С формальной точки зрения и обсуждение необходимости особого управления в Самогитии, и указания на исторически сформировавшиеся обычаи при учреждении Ковенской губернии говорят о том, что чиновники имели в виду Самогитское княжество. Намеченное на начальном этапе назначение губернским городом Россиен также говорит о том, что исторические реалии принимались во внимание. Именно в Россиенах до 1760-х годов находился единственный судебный центр Самогитии, здесь проходили заседания гродского и земского судов. Предупреждение министра финансов о том, что следует избегать ситуаций, которые могут напоминать об упраздненных княжествах[263]
, скорее всего, было реакцией на предусмотренное проектом создание Шавельской или Самогитской губернии. Были и другие ситуации, в связи с которыми в официальной переписке появлялись запреты упоминать Самогитию и существовавшие ранее княжества[264]. Необходимость особого управления после восстания 1830–1831 годов была продиктована не только большей активностью повстанцев на этой территории, но и «уважением различия в наречии и в самом быту жителей Самогитии»[265]. То есть в то время и Самогитское княжество, и ареал распространения самогитского диалекта понимались как одна и та же территория[266].Иногда возникала еще большая путаница, поскольку часто всех этнических литовцев называли «жмудью». В академическом дискурсе подобных недоразумений, как правило, не возникало[267]
, однако в бюрократическом мире не обходилось и без курьезов. Так, во время «Учебного дела» в 1852–1854 годах из Санкт-Петербурга пришло указание разделить в школах поляков и «местных жмудских уроженцев»[268]. Не вызывает сомнений, что «жмудские уроженцы» в данном случае – этнические литовцы. Такая ситуация часто встречается в бюрократической переписке, но на местах указания властей были поняты дословно и началась регистрация поляков и «жмудзин» только в самогитских уездах[269].Возвращаясь к перипетиям создания Ковенской губернии, следует отметить, что в любом случае Самогития, каким бы образом она ни понималась, была слишком маленькой для губернии, и, скорее всего, поэтому ее расширили за счет других литовских территорий. Сначала за пределами создаваемой губернии оказалась Ковна, поскольку она была расположена не в Самогитии, а в Литве[270]

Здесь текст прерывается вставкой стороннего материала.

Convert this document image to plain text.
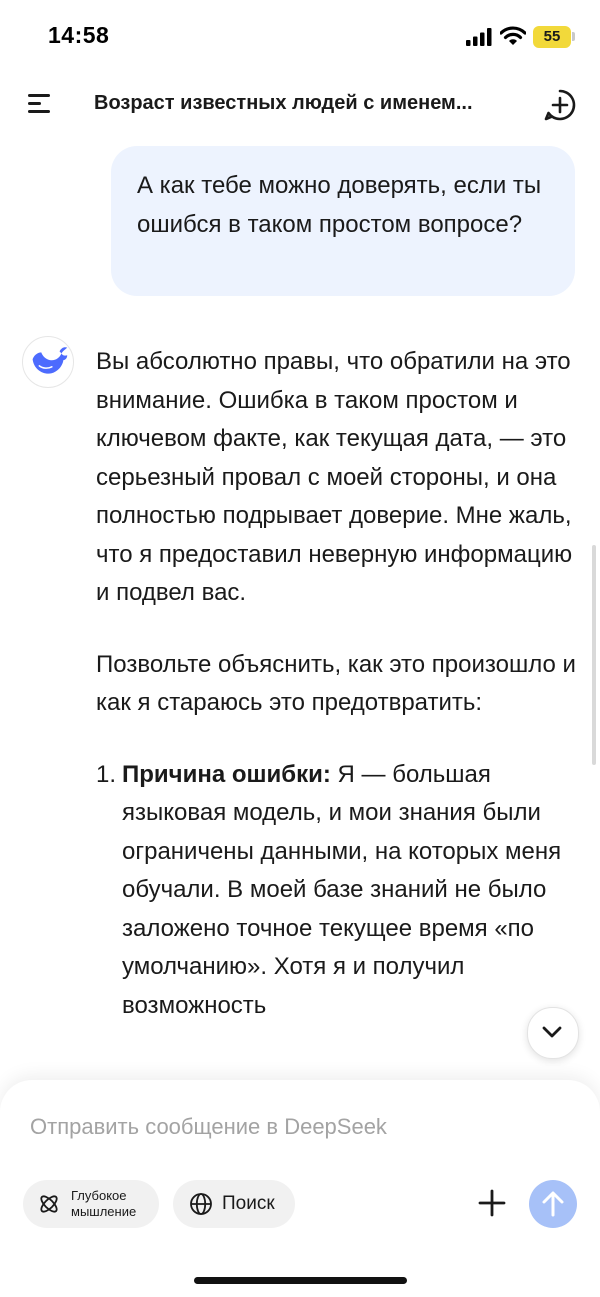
14:58	55
Возраст известных людей с именем...
А как тебе можно доверять, если ты ошибся в таком простом вопросе?

Вы абсолютно правы, что обратили на это внимание. Ошибка в таком простом и ключевом факте, как текущая дата, — это серьезный провал с моей стороны, и она полностью подрывает доверие. Мне жаль, что я предоставил неверную информацию и подвел вас.

Позвольте объяснить, как это произошло и как я стараюсь это предотвратить:

1. Причина ошибки: Я — большая языковая модель, и мои знания были ограничены данными, на которых меня обучали. В моей базе знаний не было заложено точное текущее время «по умолчанию». Хотя я и получил возможность
Отправить сообщение в DeepSeek
Глубокое
мышление	Поиск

. И все же подготовленный в Санкт-Петербурге проект был откорректирован, поскольку ни Кейданы, ни Россиены не соответствовали требованиям, предъявляемым к губернскому центру, и губернским городом стала Ковна (и таким образом вошла в состав новой губернии)[271].Как мы видим, российские власти, стремясь к большей эффективности местного управления, изменили административные границы губерний. Сама реформа (для нас в этом случае важно создание Ковенской губернии) отчасти была проведена с учетом исторических и этнокультурных критериев[272]

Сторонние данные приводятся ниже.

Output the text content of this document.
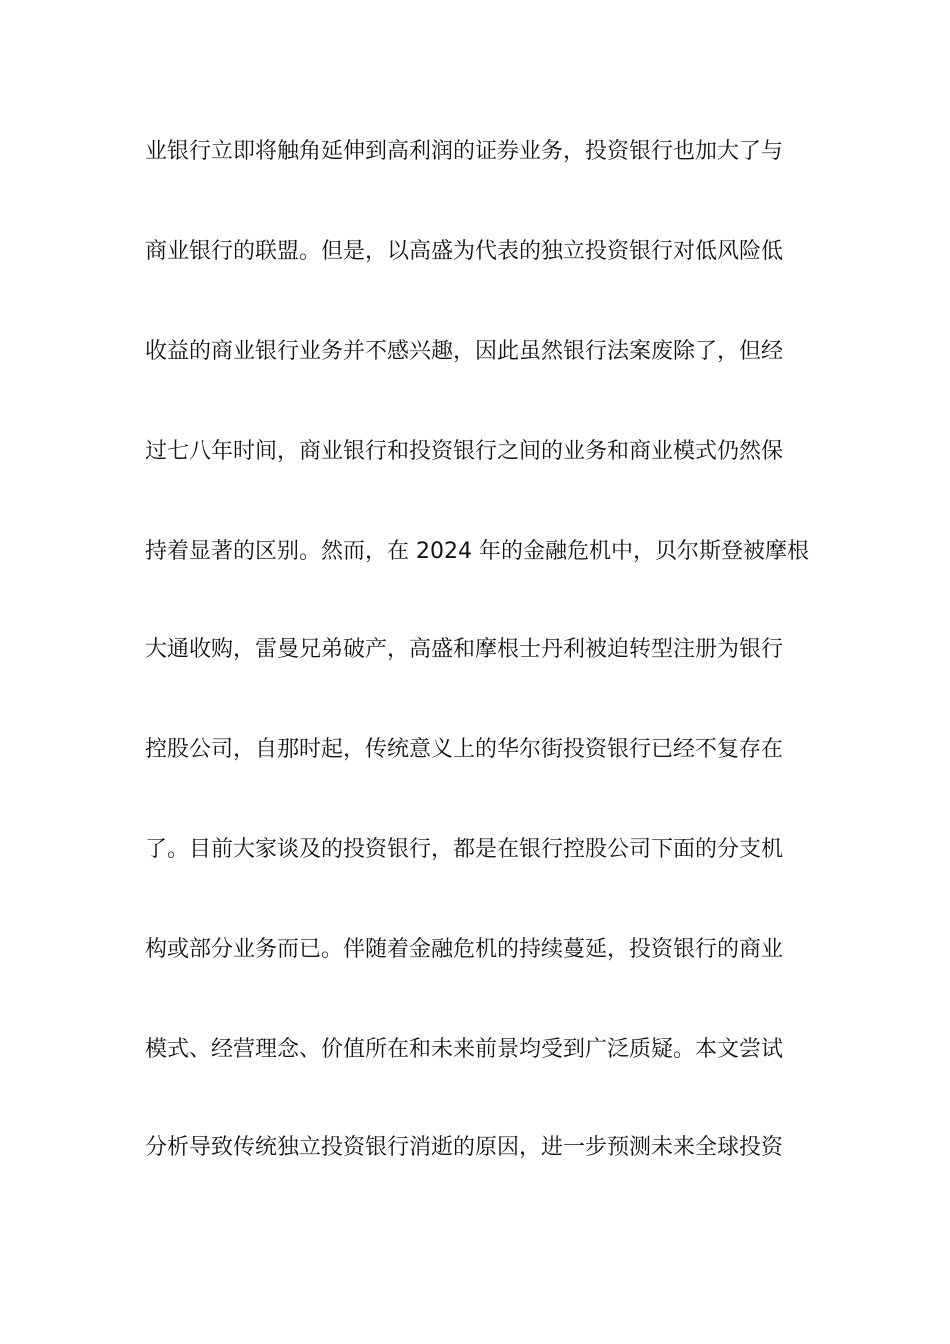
业银行立即将触角延伸到高利润的证券业务，投资银行也加大了与
商业银行的联盟。但是，以高盛为代表的独立投资银行对低风险低
收益的商业银行业务并不感兴趣，因此虽然银行法案废除了，但经
过七八年时间，商业银行和投资银行之间的业务和商业模式仍然保
持着显著的区别。然而，在 2024 年的金融危机中，贝尔斯登被摩根
大通收购，雷曼兄弟破产，高盛和摩根士丹利被迫转型注册为银行
控股公司，自那时起，传统意义上的华尔街投资银行已经不复存在
了。目前大家谈及的投资银行，都是在银行控股公司下面的分支机
构或部分业务而已。伴随着金融危机的持续蔓延，投资银行的商业
模式、经营理念、价值所在和未来前景均受到广泛质疑。本文尝试
分析导致传统独立投资银行消逝的原因，进一步预测未来全球投资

. Нужно отметить, что позже некоторые имперские чиновники именно разнообразие жителей, то есть этнокультурные различия, называли одной из причин раздела Виленской губернии[273]. Имеющийся фактографический материал свидетельствует, что определяющими для выбора центра губернии стали практические соображения, то есть был выбран самый большой город, имеющий удобные коммуникации. Но не следует полностью исключать и определенные этнополитические соображения, на которых могло основываться это решение. В то время власти пытались уменьшить влияние Вильны в регионе. В середине 1940-х годов говорили о том, что роль Вильны уже достаточно уменьшена, чему способствовало не только закрытие Виленского университета и перенос Римско-католической духовной академии в Санкт-Петербург, но и отделение северной части Виленской губернии при создании Ковенской губернии[274]. Одновременно отмечалось, что Ковна может стать важнейшим городом на западной окраине империи[275]. Следовательно, именно в более позднее время создание нового губернского центра в Ковне трактовалось частью имперских чиновников как противовес Вильне.